Pelin GEL/HÜRRİYET
Oluşturulma Tarihi: Temmuz 29, 2019 10:20
Biyokorsanların gözü, endemik bitki ve hayvan türleri açısından zengin konumda bulunan Batı Akdeniz’de. Hürriyet’e konuşan uzman biyolog Abdullah Çetin, “Bitki ve hayvan çeşitliliğimiz risk altında” dedi.
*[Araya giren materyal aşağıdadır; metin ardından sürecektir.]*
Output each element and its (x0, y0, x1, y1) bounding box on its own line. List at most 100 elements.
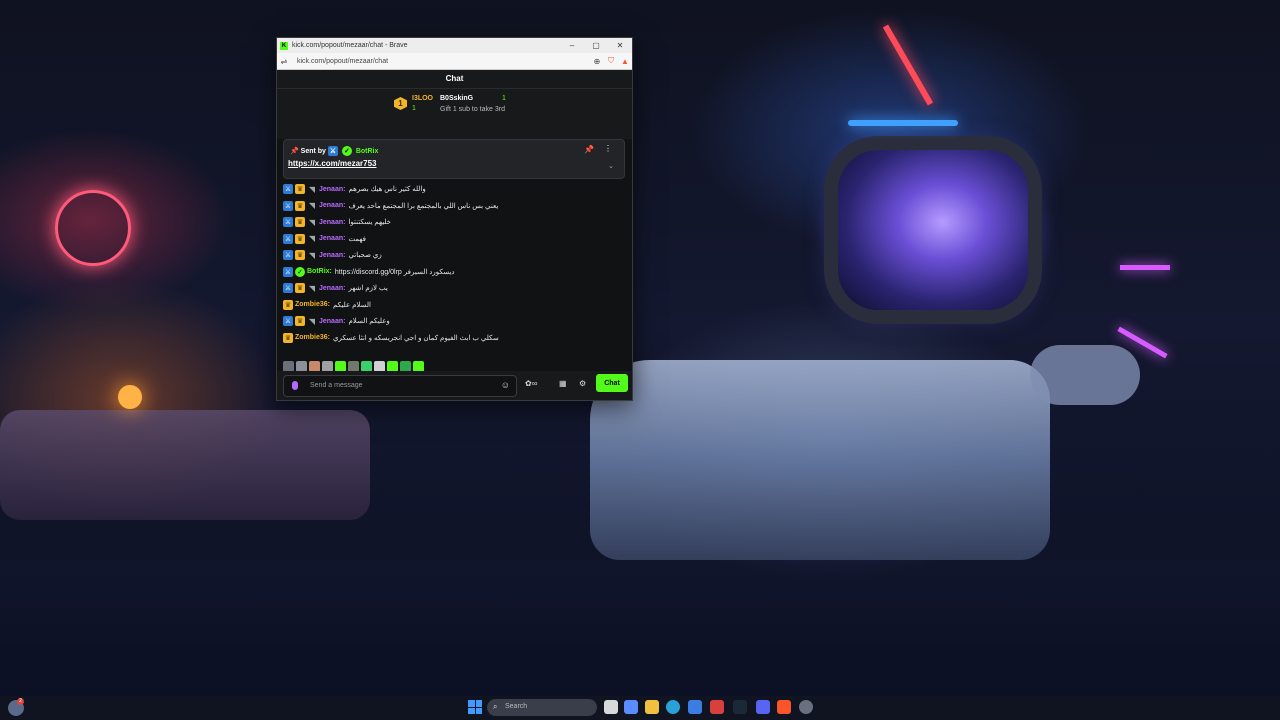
subscriber-badge-icon: ◥ (308, 316, 316, 326)
kick-favicon-icon: K (280, 41, 288, 50)
pinned-message[interactable]: 📌 Sent by ⚔ ✓ BotRix https://x.com/mezar… (283, 139, 625, 179)
task-view-icon[interactable] (604, 700, 618, 714)
moderator-badge-icon: ⚔ (283, 250, 293, 261)
search-icon: ⌕ (493, 702, 498, 711)
site-settings-icon[interactable]: ⇌ (277, 57, 291, 66)
chat-username[interactable]: Jenaan: (319, 235, 345, 242)
unpin-icon[interactable]: 📌 (584, 145, 594, 154)
chat-message[interactable]: ⚔ ♛ ◥ Jenaan: وعليكم السلام (283, 313, 626, 330)
chat-message[interactable]: ⚔ ♛ ◥ Jenaan: زي صحباتي (283, 247, 626, 264)
subscriber-badge-icon: ◥ (308, 283, 316, 293)
chat-messages-area[interactable]: 📌 Sent by ⚔ ✓ BotRix https://x.com/mezar… (277, 139, 632, 372)
store-icon[interactable] (688, 700, 702, 714)
sent-by-label: Sent by (300, 148, 326, 155)
windows-start-icon[interactable] (468, 700, 482, 714)
notification-badge: 2 (17, 698, 24, 705)
app-icon[interactable] (710, 700, 724, 714)
chat-message[interactable]: ⚔ ♛ ◥ Jenaan: خليهم يسكتنتوا (283, 214, 626, 231)
chat-message-text: خليهم يسكتنتوا (348, 219, 392, 227)
maximize-button[interactable]: ▢ (584, 41, 608, 50)
chat-message-text: والله كثير ناس هيك بصرهم (348, 186, 426, 194)
settings-gear-icon[interactable]: ⚙ (579, 379, 586, 388)
input-placeholder: Send a message (310, 382, 363, 389)
chat-message[interactable]: ⚔ ♛ ◥ Jenaan: يب لازم اشهر (283, 280, 626, 297)
chat-input[interactable]: Send a message ☺ (283, 375, 517, 397)
chat-username[interactable]: Zombie36: (295, 301, 330, 308)
file-explorer-icon[interactable] (645, 700, 659, 714)
subscriber-badge-icon: ◥ (308, 201, 316, 211)
moderator-badge-icon: ⚔ (283, 184, 293, 195)
taskbar-search[interactable]: ⌕ Search (487, 699, 597, 716)
pinned-sender: 📌 Sent by ⚔ ✓ BotRix (290, 146, 378, 156)
send-chat-button[interactable]: Chat (596, 374, 628, 392)
moderator-badge-icon: ⚔ (283, 217, 293, 228)
search-placeholder: Search (505, 703, 528, 710)
crown-badge-icon: ♛ (295, 283, 305, 294)
leaderboard-count-1: 1 (412, 105, 416, 112)
neon-light-blue (848, 120, 958, 126)
chat-username[interactable]: Jenaan: (319, 318, 345, 325)
chat-message-text: فهمت (348, 235, 366, 243)
moderator-badge-icon: ⚔ (283, 266, 293, 277)
discord-icon[interactable] (756, 700, 770, 714)
subscriber-badge-icon: ◥ (308, 234, 316, 244)
chat-username[interactable]: Jenaan: (319, 186, 345, 193)
close-button[interactable]: ✕ (608, 41, 632, 50)
neon-light-pink (1120, 265, 1170, 270)
minimize-button[interactable]: – (560, 41, 584, 50)
zoom-icon[interactable]: ⊕ (590, 57, 604, 66)
brave-rewards-icon[interactable]: ▲ (618, 57, 632, 66)
chat-username[interactable]: Jenaan: (319, 252, 345, 259)
title-bar[interactable]: K kick.com/popout/mezaar/chat - Brave – … (277, 38, 632, 53)
edge-icon[interactable] (666, 700, 680, 714)
space-window (838, 150, 1028, 310)
chat-username[interactable]: BotRix: (307, 268, 332, 275)
subscriber-badge-icon: ◥ (308, 250, 316, 260)
crown-badge-icon: ♛ (295, 217, 305, 228)
chat-username[interactable]: Jenaan: (319, 202, 345, 209)
pinned-link[interactable]: https://x.com/mezar753 (288, 159, 376, 168)
chat-message-text: يعني بس ناس اللي بالمجتمع برا المجتمع ما… (348, 202, 499, 210)
chat-message[interactable]: ♛ Zombie36: سكلي ب ابث الفيوم كمان و اجي ا… (283, 330, 626, 347)
chat-message[interactable]: ⚔ ♛ ◥ Jenaan: يعني بس ناس اللي بالمجتمع برا … (283, 198, 626, 215)
moderator-badge-icon: ⚔ (283, 283, 293, 294)
gift-sub-prompt[interactable]: Gift 1 sub to take 3rd (440, 106, 505, 113)
crown-badge-icon: ♛ (295, 250, 305, 261)
obs-icon[interactable] (799, 700, 813, 714)
crown-badge-icon: ♛ (283, 299, 293, 310)
emote-picker-icon[interactable]: ✿∞ (525, 379, 537, 388)
brave-shields-icon[interactable]: ⛉ (604, 56, 618, 66)
emoji-icon[interactable]: ☺ (501, 380, 510, 390)
chat-message[interactable]: ⚔ ♛ ◥ Jenaan: والله كثير ناس هيك بصرهم (283, 181, 626, 198)
copilot-icon[interactable] (624, 700, 638, 714)
chat-message[interactable]: ⚔ ✓ BotRix: https://discord.gg/0lrp ديسكورد… (283, 264, 626, 281)
chat-message-text: سكلي ب ابث الفيوم كمان و اجي انجريسكه و … (333, 334, 499, 342)
chat-username[interactable]: Jenaan: (319, 285, 345, 292)
pillow (1030, 345, 1140, 405)
url-field[interactable]: kick.com/popout/mezaar/chat (291, 58, 590, 65)
chat-message-text: زي صحباتي (348, 252, 382, 260)
leaderboard-user-2[interactable]: B0SskinG (440, 95, 473, 102)
more-options-icon[interactable]: ⋮ (604, 144, 612, 153)
windows-taskbar: 2 ⌕ Search (0, 696, 1280, 720)
crown-badge-icon: ♛ (295, 184, 305, 195)
bed (590, 360, 1050, 560)
microphone-icon[interactable] (292, 381, 298, 390)
chevron-down-icon[interactable]: ⌄ (608, 162, 614, 170)
window-title: kick.com/popout/mezaar/chat - Brave (292, 42, 408, 49)
chat-username[interactable]: Jenaan: (319, 219, 345, 226)
browser-window: K kick.com/popout/mezaar/chat - Brave – … (276, 37, 633, 401)
steam-icon[interactable] (733, 700, 747, 714)
pinned-sender-name[interactable]: BotRix (356, 148, 379, 155)
chat-message[interactable]: ⚔ ♛ ◥ Jenaan: فهمت (283, 231, 626, 248)
chat-message[interactable]: ♛ Zombie36: السلام عليكم (283, 297, 626, 314)
chat-username[interactable]: Zombie36: (295, 334, 330, 341)
moderator-badge-icon: ⚔ (283, 233, 293, 244)
brave-icon[interactable] (777, 700, 791, 714)
store-icon[interactable]: ▦ (559, 379, 567, 388)
neon-light-red (882, 24, 934, 106)
leaderboard-user-1[interactable]: I3LOO (412, 95, 433, 102)
moderator-badge-icon: ⚔ (327, 146, 338, 156)
chat-header: Chat (277, 70, 632, 89)
leaderboard-count-2: 1 (502, 95, 506, 102)
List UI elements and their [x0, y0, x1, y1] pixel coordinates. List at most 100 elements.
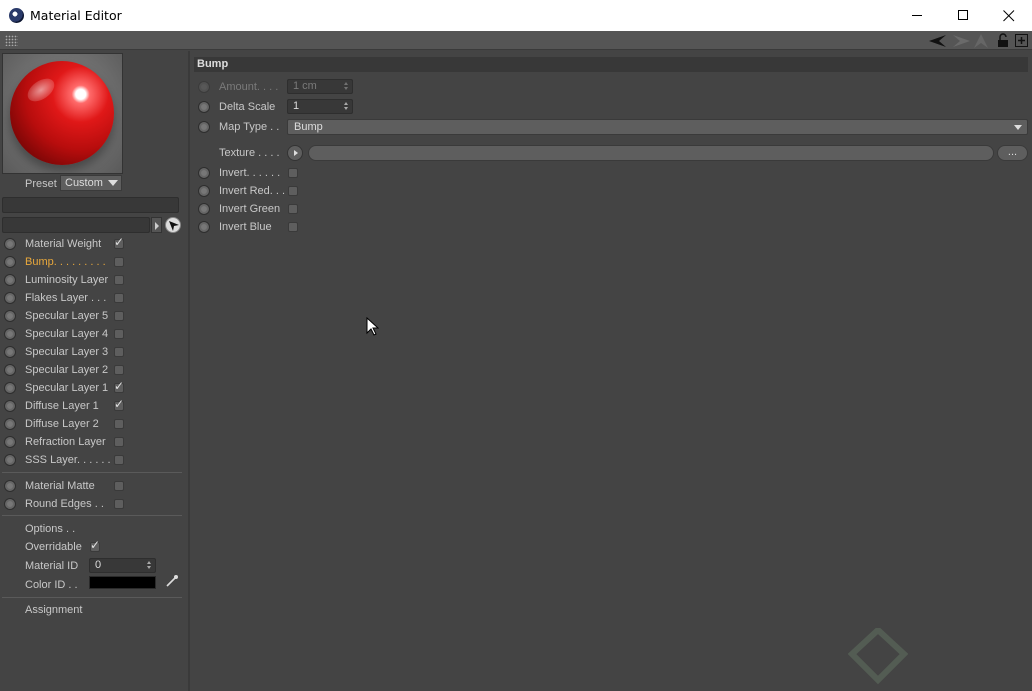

AVRUPA kıtasının tamamımın sahip olduğu bitki çeşitliliği sayısı 13 bini kuş varlığı sayısı ise 570’i bulurken, Avrupa’nın 14’te biri büyüklüğe sahip Türkiye, 12 bin bitki çeşidi ve 502 kuş varlığı ile biyostratejik olarak dünyanın önemli ülkeleri arasında yer alıyor. Türkiye’de bitki ve hayvan türü zenginliği açısından ise Akdeniz Bölgesi başı çekiyor.
1558
endemik bitkiAvrupa ülkelerinin birçoğunun çok üstünde endemik bitki zenginliğine sahip Antalya’da 850 endemik bitki türü bulunurken, Isparta’da 450, Burdur’da ise 304 endemik bitki yer alıyor. Ülkemizdeki 125 adet amfibi ve sürüngenin 45 adedi, ülkemizdeki 502 kuş varlığının da 334 adedi Antalya’da bulunuyor. Toplamda bin 500 endemik türe sahip bölgenin biyokaçakçılar açısından da hedef olduğunu açıklayan uzman biyolog Abdullah Çetin, biyokaçakçılığın ülkemiz açısından büyük bir sorun olduğunu söyledi.
TURİST GİBİ GELİYORLAR
Daha önceleri sonbahar ve ilkbahar dönemlerinde ülkemize daha çok biyokaçakçı geldiğini açıklayan Çetin, iklim değişikliği nedeniyle mevsimlerin değişmeye başladığını, bu nedenle her mevsim biyokaçakçılara karşı dikkatli olunmasını istedi. Biyokaçakçıların ülkeye turist ya da araştırmacı gibi gelerek buraya ait bitki ve hayvan türlerini kaçırdığına dikkati çeken Çetin, bu bitki ve hayvan türlerinin tıp, kozmetik, biyolojik ve kimyasal silah ile giysi yapımı için ya da hobi amaçlı kaçırıldığını söyledi. Çetin, “Özellikle buğday, orkide, soğanlı bitkiler ve farmakolojide kullanılan tıbbi ve aromatik bitki türleri, kelebek, böcek ve yılanlar sıkça ülkemizden kaçırılıyor” dedi.
VATANDAŞA ÖNEMLİ UYARI
Doğada izinsiz, kimliğini gizleyen özellikle turist ya da araştırmacı görünümlü kişilere karşı dikkatli olunması gerektiği konusunda uyarıda bulunan Çetin sözlerini şöyle sürdürdü: “
Biyokaçakçılık olaylarıyla doğada, gümrük kapılarında, havalimanlarında, kargolarda karşılaşılıyor. Ülkemiz 300 yıldır biyokaçakçılığa maruz kalıyor. Son yıllarda yapılan eğitimler ve çalıştaylar insanları biyokaçakçılık hakkında bilinçlendiriyor. Halkımızın doğasına daha fazla sahip çıkması, değerlerimizin daha çok bilincinde olması gerekiyor. Unutmayalım ki; biyokaçakçılıkla mücadele aldığı her nefesin bedelini tabiata duyduğu saygıyla ödeyen bilinçli insanların görevidir.”